Thompson stressed the ruling’s limits, saying “Make no mistake: Dzhokhar will spend his remaining days locked up in prison, with the only matter remaining being whether he will die by execution”.

 

David Patton, Tsarnaev’s lawyer, said prosecutors must now decide “whether to put the victims and Boston through a second trial or to allow closure to this terrible tragedy by permitting a sentence of life without the possibility of release.”

U.S. Attorney Andrew Lelling’s spokeswoman said his office is reviewing the decision. Prosecutors could ask the full appeals court to reconsider the ruling or appeal to the U.S. Supreme Court.

 

Tsarnaev is being held at the United States’ “Supermax” prison in Florence, Colorado. This is reportedly a site so remote and well secured that it is nicknamed the “Alcatraz of the Rockies.”

Tsarnaev and his older brother Tamerlan sparked five days of panic in Boston on April 15, 2013, when they detonated two homemade pressure-cooker bombs at the marathon’s finish line and then went into hiding.

Three nights later, as they attempted to flee the city, they sparked a new round of terror in Boston when they hijacked a car and shot dead Massachusetts Institute of Technology police officer Sean Collier.
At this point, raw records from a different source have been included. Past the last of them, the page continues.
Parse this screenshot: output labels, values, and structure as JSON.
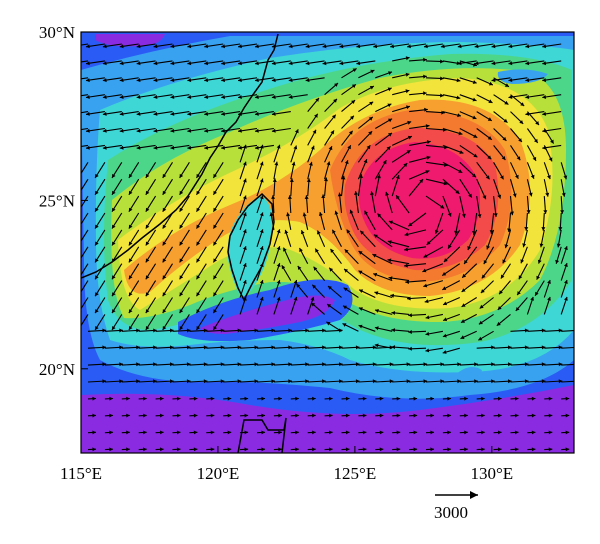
{
  "map": {
    "extent": {
      "lon_min": 115,
      "lon_max": 133,
      "lat_min": 17.5,
      "lat_max": 30
    },
    "x_ticks": [
      {
        "lon": 115,
        "label": "115°E"
      },
      {
        "lon": 120,
        "label": "120°E"
      },
      {
        "lon": 125,
        "label": "125°E"
      },
      {
        "lon": 130,
        "label": "130°E"
      }
    ],
    "y_ticks": [
      {
        "lat": 30,
        "label": "30°N"
      },
      {
        "lat": 25,
        "label": "25°N"
      },
      {
        "lat": 20,
        "label": "20°N"
      }
    ],
    "reference_vector": {
      "label": "3000"
    },
    "colors": {
      "purple": "#8a2be2",
      "blue": "#2a5cf5",
      "light_blue": "#38a2f0",
      "cyan": "#3fd6d6",
      "green": "#4cd68a",
      "yellow_green": "#b8e03a",
      "yellow": "#f2e43a",
      "orange": "#f7a030",
      "dark_orange": "#f37a2f",
      "red": "#f34a4a",
      "magenta": "#ef1a6e"
    }
  }
}
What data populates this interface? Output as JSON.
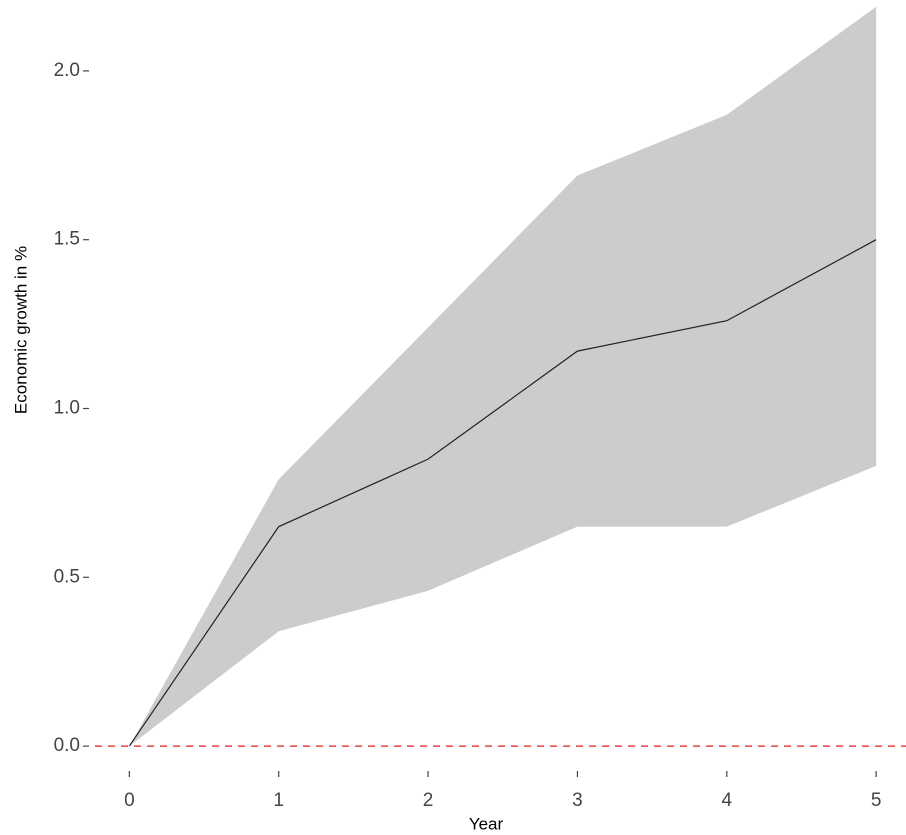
{
  "chart_data": {
    "type": "line",
    "x_label": "Year",
    "y_label": "Economic growth in %",
    "x": [
      0,
      1,
      2,
      3,
      4,
      5
    ],
    "values": [
      0,
      0.65,
      0.85,
      1.17,
      1.26,
      1.5
    ],
    "lower": [
      0,
      0.34,
      0.46,
      0.65,
      0.65,
      0.83
    ],
    "upper": [
      0,
      0.79,
      1.24,
      1.69,
      1.87,
      2.19
    ],
    "line_color": "#222222",
    "band_color": "#cccccc",
    "hline": 0,
    "hline_color": "#e8403f",
    "xlim": [
      -0.23,
      5.2
    ],
    "ylim": [
      -0.056,
      2.21
    ],
    "xticks": [
      0,
      1,
      2,
      3,
      4,
      5
    ],
    "yticks": [
      {
        "value": 0,
        "label": "0.0"
      },
      0.5,
      {
        "value": 1,
        "label": "1.0"
      },
      1.5,
      {
        "value": 2,
        "label": "2.0"
      }
    ],
    "grid": false
  }
}
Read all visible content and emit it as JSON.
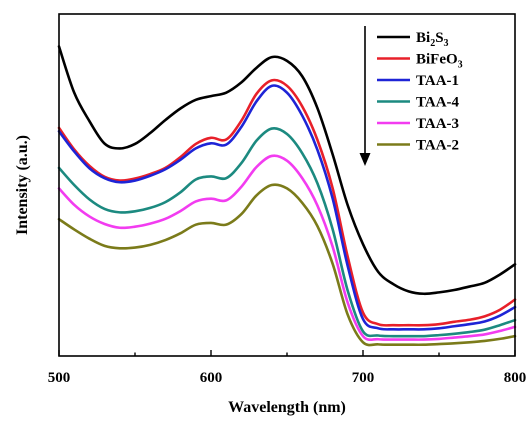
{
  "chart_data": {
    "type": "line",
    "xlabel": "Wavelength (nm)",
    "ylabel": "Intensity (a.u.)",
    "xlim": [
      500,
      800
    ],
    "ylim": [
      0,
      1
    ],
    "x_ticks": [
      "500",
      "600",
      "700",
      "800"
    ],
    "y_ticks_labeled": false,
    "grid": false,
    "legend_position": "top-right",
    "annotation": "downward arrow beside legend indicating decreasing intensity order",
    "x": [
      500,
      510,
      520,
      530,
      540,
      550,
      560,
      570,
      580,
      590,
      600,
      610,
      620,
      630,
      640,
      650,
      660,
      670,
      680,
      690,
      700,
      710,
      720,
      730,
      740,
      750,
      760,
      770,
      780,
      790,
      800
    ],
    "series": [
      {
        "name": "Bi2S3",
        "legend_main": "Bi",
        "legend_sub1": "2",
        "legend_mid": "S",
        "legend_sub2": "3",
        "color": "#000000",
        "values": [
          0.905,
          0.77,
          0.687,
          0.621,
          0.607,
          0.62,
          0.652,
          0.69,
          0.724,
          0.749,
          0.76,
          0.77,
          0.8,
          0.843,
          0.874,
          0.863,
          0.818,
          0.725,
          0.59,
          0.44,
          0.327,
          0.246,
          0.21,
          0.189,
          0.182,
          0.186,
          0.193,
          0.203,
          0.214,
          0.238,
          0.268
        ]
      },
      {
        "name": "BiFeO3",
        "legend_main": "BiFeO",
        "legend_sub1": "3",
        "legend_mid": "",
        "legend_sub2": "",
        "color": "#e8202a",
        "values": [
          0.667,
          0.604,
          0.556,
          0.524,
          0.513,
          0.519,
          0.532,
          0.55,
          0.582,
          0.62,
          0.638,
          0.633,
          0.688,
          0.767,
          0.806,
          0.79,
          0.73,
          0.632,
          0.491,
          0.289,
          0.127,
          0.093,
          0.09,
          0.09,
          0.09,
          0.093,
          0.1,
          0.106,
          0.116,
          0.135,
          0.165
        ]
      },
      {
        "name": "TAA-1",
        "legend_main": "TAA-1",
        "legend_sub1": "",
        "legend_mid": "",
        "legend_sub2": "",
        "color": "#1e24d6",
        "values": [
          0.657,
          0.598,
          0.549,
          0.52,
          0.508,
          0.513,
          0.527,
          0.546,
          0.574,
          0.607,
          0.622,
          0.618,
          0.67,
          0.745,
          0.79,
          0.77,
          0.703,
          0.603,
          0.461,
          0.262,
          0.108,
          0.081,
          0.078,
          0.078,
          0.078,
          0.081,
          0.087,
          0.093,
          0.101,
          0.118,
          0.143
        ]
      },
      {
        "name": "TAA-4",
        "legend_main": "TAA-4",
        "legend_sub1": "",
        "legend_mid": "",
        "legend_sub2": "",
        "color": "#1c8a80",
        "values": [
          0.55,
          0.5,
          0.458,
          0.43,
          0.42,
          0.423,
          0.433,
          0.45,
          0.479,
          0.516,
          0.525,
          0.52,
          0.564,
          0.63,
          0.665,
          0.649,
          0.593,
          0.505,
          0.371,
          0.19,
          0.072,
          0.06,
          0.058,
          0.058,
          0.058,
          0.061,
          0.065,
          0.07,
          0.077,
          0.09,
          0.105
        ]
      },
      {
        "name": "TAA-3",
        "legend_main": "TAA-3",
        "legend_sub1": "",
        "legend_mid": "",
        "legend_sub2": "",
        "color": "#f23cf0",
        "values": [
          0.49,
          0.442,
          0.408,
          0.386,
          0.375,
          0.378,
          0.387,
          0.401,
          0.424,
          0.452,
          0.46,
          0.455,
          0.495,
          0.553,
          0.585,
          0.571,
          0.52,
          0.44,
          0.32,
          0.155,
          0.058,
          0.049,
          0.048,
          0.048,
          0.048,
          0.05,
          0.054,
          0.058,
          0.063,
          0.073,
          0.085
        ]
      },
      {
        "name": "TAA-2",
        "legend_main": "TAA-2",
        "legend_sub1": "",
        "legend_mid": "",
        "legend_sub2": "",
        "color": "#7b7b1a",
        "values": [
          0.4,
          0.37,
          0.343,
          0.322,
          0.315,
          0.317,
          0.325,
          0.339,
          0.359,
          0.384,
          0.389,
          0.384,
          0.415,
          0.47,
          0.5,
          0.49,
          0.448,
          0.38,
          0.27,
          0.12,
          0.04,
          0.034,
          0.033,
          0.033,
          0.033,
          0.035,
          0.037,
          0.04,
          0.044,
          0.05,
          0.058
        ]
      }
    ]
  }
}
Tsarnaev’s brother died later that night after a gunfight with police, which ended when Dzhokhar ran him over with a stolen car.

Police then locked down Boston and most surrounding communities for almost 24 hours, with heavily armed officers conducting house-to-house searches through the suburb of Watertown, where the surviving brother was found hiding in a dry-docked boat in a backyard.

A jury in 2015 found Tsarnaev guilty of all 30 counts he faced and later determined he deserved execution for a bomb he planted that killed 8-year-old Martin Richard and 23-year-old Chinese exchange student Lingzi Lu. Restaurant manager Krystle Campbell, 29, was also killed.

On the day of his sentencing, Tsarnaev admitted his crimes.

“I am sorry for the lives I have taken, for the suffering that I have caused you, for the damage I have done, irreparable damage,” said Tsarnaev. “In case there is any doubt, I am guilty of this attack, along with my brother.”